Das Buch lag auf dem Nachttisch der Tante. Holofo nahm es in die Hand und wog es neugierig in seiner Rechten. Es war schwerer, als er erwartet hatte. Mit den Fingern strich er über den roten Einband. Das Leder fühlte sich rau an und an drei der vier Ecken war es schon ganz rissig. Das Buch musste uralt sein, mindestens fünfzig Jahre oder so, schätzte Holofo. Und genauso roch es auch, irgendwie muffig. Er schüttelte sich, weil ihn der Geruch an weiche, alte Kekse erinnerte.

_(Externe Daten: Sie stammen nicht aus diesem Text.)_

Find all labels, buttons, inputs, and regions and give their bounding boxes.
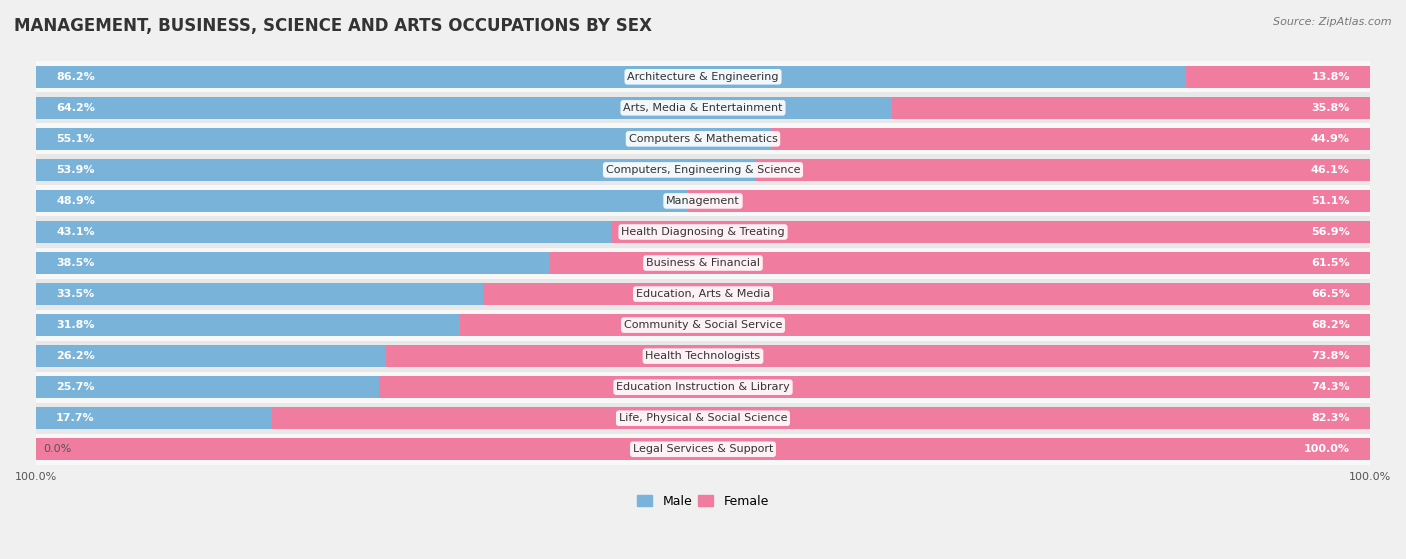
Text: 26.2%: 26.2%	[56, 351, 94, 361]
Bar	[770, 127, 1369, 150]
Text: 56.9%: 56.9%	[1312, 227, 1350, 237]
Text: Source: ZipAtlas.com: Source: ZipAtlas.com	[1274, 17, 1392, 27]
Bar	[37, 186, 1369, 216]
Text: 100.0%: 100.0%	[1303, 444, 1350, 454]
Text: Education Instruction & Library: Education Instruction & Library	[616, 382, 790, 392]
Text: 61.5%: 61.5%	[1312, 258, 1350, 268]
Text: Arts, Media & Entertainment: Arts, Media & Entertainment	[623, 103, 783, 113]
Bar	[37, 252, 550, 274]
Text: 46.1%: 46.1%	[1310, 165, 1350, 175]
Text: Management: Management	[666, 196, 740, 206]
Bar	[689, 190, 1369, 212]
Text: MANAGEMENT, BUSINESS, SCIENCE AND ARTS OCCUPATIONS BY SEX: MANAGEMENT, BUSINESS, SCIENCE AND ARTS O…	[14, 17, 652, 35]
Text: Health Diagnosing & Treating: Health Diagnosing & Treating	[621, 227, 785, 237]
Text: 43.1%: 43.1%	[56, 227, 94, 237]
Text: 33.5%: 33.5%	[56, 289, 94, 299]
Bar	[37, 65, 1185, 88]
Bar	[37, 278, 1369, 310]
Text: Health Technologists: Health Technologists	[645, 351, 761, 361]
Bar	[37, 345, 385, 367]
Text: 51.1%: 51.1%	[1312, 196, 1350, 206]
Text: 73.8%: 73.8%	[1312, 351, 1350, 361]
Legend: Male, Female: Male, Female	[633, 490, 773, 513]
Bar	[37, 97, 893, 119]
Bar	[37, 438, 1369, 461]
Text: 74.3%: 74.3%	[1312, 382, 1350, 392]
Bar	[37, 314, 460, 337]
Bar	[37, 376, 378, 399]
Bar	[37, 283, 482, 305]
Text: Computers, Engineering & Science: Computers, Engineering & Science	[606, 165, 800, 175]
Text: 0.0%: 0.0%	[42, 444, 72, 454]
Bar	[385, 345, 1369, 367]
Text: Education, Arts & Media: Education, Arts & Media	[636, 289, 770, 299]
Bar	[1185, 65, 1369, 88]
Text: Life, Physical & Social Science: Life, Physical & Social Science	[619, 413, 787, 423]
Bar	[37, 248, 1369, 278]
Text: 44.9%: 44.9%	[1310, 134, 1350, 144]
Text: 48.9%: 48.9%	[56, 196, 96, 206]
Text: 38.5%: 38.5%	[56, 258, 94, 268]
Bar	[378, 376, 1369, 399]
Text: Business & Financial: Business & Financial	[645, 258, 761, 268]
Text: 55.1%: 55.1%	[56, 134, 94, 144]
Bar	[37, 216, 1369, 248]
Text: Community & Social Service: Community & Social Service	[624, 320, 782, 330]
Text: 35.8%: 35.8%	[1312, 103, 1350, 113]
Bar	[550, 252, 1369, 274]
Bar	[37, 127, 770, 150]
Text: 64.2%: 64.2%	[56, 103, 96, 113]
Text: 25.7%: 25.7%	[56, 382, 94, 392]
Bar	[37, 434, 1369, 465]
Bar	[37, 310, 1369, 340]
Text: Computers & Mathematics: Computers & Mathematics	[628, 134, 778, 144]
Bar	[37, 221, 612, 243]
Bar	[612, 221, 1369, 243]
Bar	[37, 92, 1369, 124]
Text: Legal Services & Support: Legal Services & Support	[633, 444, 773, 454]
Bar	[37, 61, 1369, 92]
Bar	[37, 402, 1369, 434]
Bar	[893, 97, 1369, 119]
Bar	[37, 340, 1369, 372]
Text: 31.8%: 31.8%	[56, 320, 94, 330]
Text: 66.5%: 66.5%	[1312, 289, 1350, 299]
Text: 86.2%: 86.2%	[56, 72, 94, 82]
Bar	[37, 372, 1369, 402]
Bar	[37, 124, 1369, 154]
Bar	[37, 159, 755, 181]
Bar	[755, 159, 1369, 181]
Bar	[37, 407, 273, 429]
Text: 17.7%: 17.7%	[56, 413, 94, 423]
Text: 53.9%: 53.9%	[56, 165, 94, 175]
Text: 13.8%: 13.8%	[1312, 72, 1350, 82]
Text: 82.3%: 82.3%	[1312, 413, 1350, 423]
Bar	[273, 407, 1369, 429]
Text: 68.2%: 68.2%	[1312, 320, 1350, 330]
Bar	[37, 190, 689, 212]
Text: Architecture & Engineering: Architecture & Engineering	[627, 72, 779, 82]
Bar	[460, 314, 1369, 337]
Bar	[482, 283, 1369, 305]
Bar	[37, 154, 1369, 186]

Holofo war allein im Schlafzimmer. Die Tante war irgendwo im Garten. Durch das offene Fenster konnte er sie singen hören, eines ihrer traurigen Lieder, die sie schon die ganze Woche vor sich hin summte. Als er nach draußen blickte, sah er zuerst nur die Staubflocken, die in der heißen Juliluft über der Fensterbank tanzten, dann die Tante. Sie hing ihre schwarzen Röcke und Kleider an einer Wäscheleine auf, die zwischen zwei knorrigen Birnbäumen gespannt war.
Holofo wandte sich wieder dem Buch zu, das immer noch schwer in seiner Hand lag. Er lauschte einen langen Augenblick, um sicher zu gehen, dass die Tante nicht doch plötzlich hinter ihm stand.
Dann schlug er es auf
… und sofort wieder zu.
Seine Hand zitterte, als er das Buch zurück auf den Nachttisch legte. Doch kurz darauf griff er erneut danach. Diesmal horchte er nicht, sondern öffnete es gleich. Er zwang sich hinzusehen. Länger als beim ersten Mal. Auf dem Papier standen keine Sätze wie in den Büchern, die er kannte, sondern nur Namen, die jemand handschriftlich dort eingetragen hatte. Vornamen. Männliche und weibliche. Über den Namen waren die Zeichnungen von Gesichtern. Vielen Gesichtern, zwanzig oder dreißig auf jeder Seite. Sie starrten Holofo an, obwohl das gar nicht möglich war, weil sie keine Augen hatten. Aus leeren Augenhöhlen schauten ihn die Gesichter an.
Durch das Fenster hörte er, dass die Tante ihre Arbeit im Garten beendet hatte. Ihr Gesang näherte sich dem Haus, doch Holofo war unfähig, das Buch aus der Hand zu legen. Er blätterte weiter und weiter bis er die letzte Seite erreicht hatte. Das augenlose Bild zeigte einen Jungen mit blondem, schulterlangen Haaren und einer Stupsnase, die von zahllosen Sommersprossen besiedelt wurde. Holofo erkannte den Jungen sofort, dazu brauchte er gar nicht erst den Namen unter dem Bild zu lesen. Er tat es trotzdem.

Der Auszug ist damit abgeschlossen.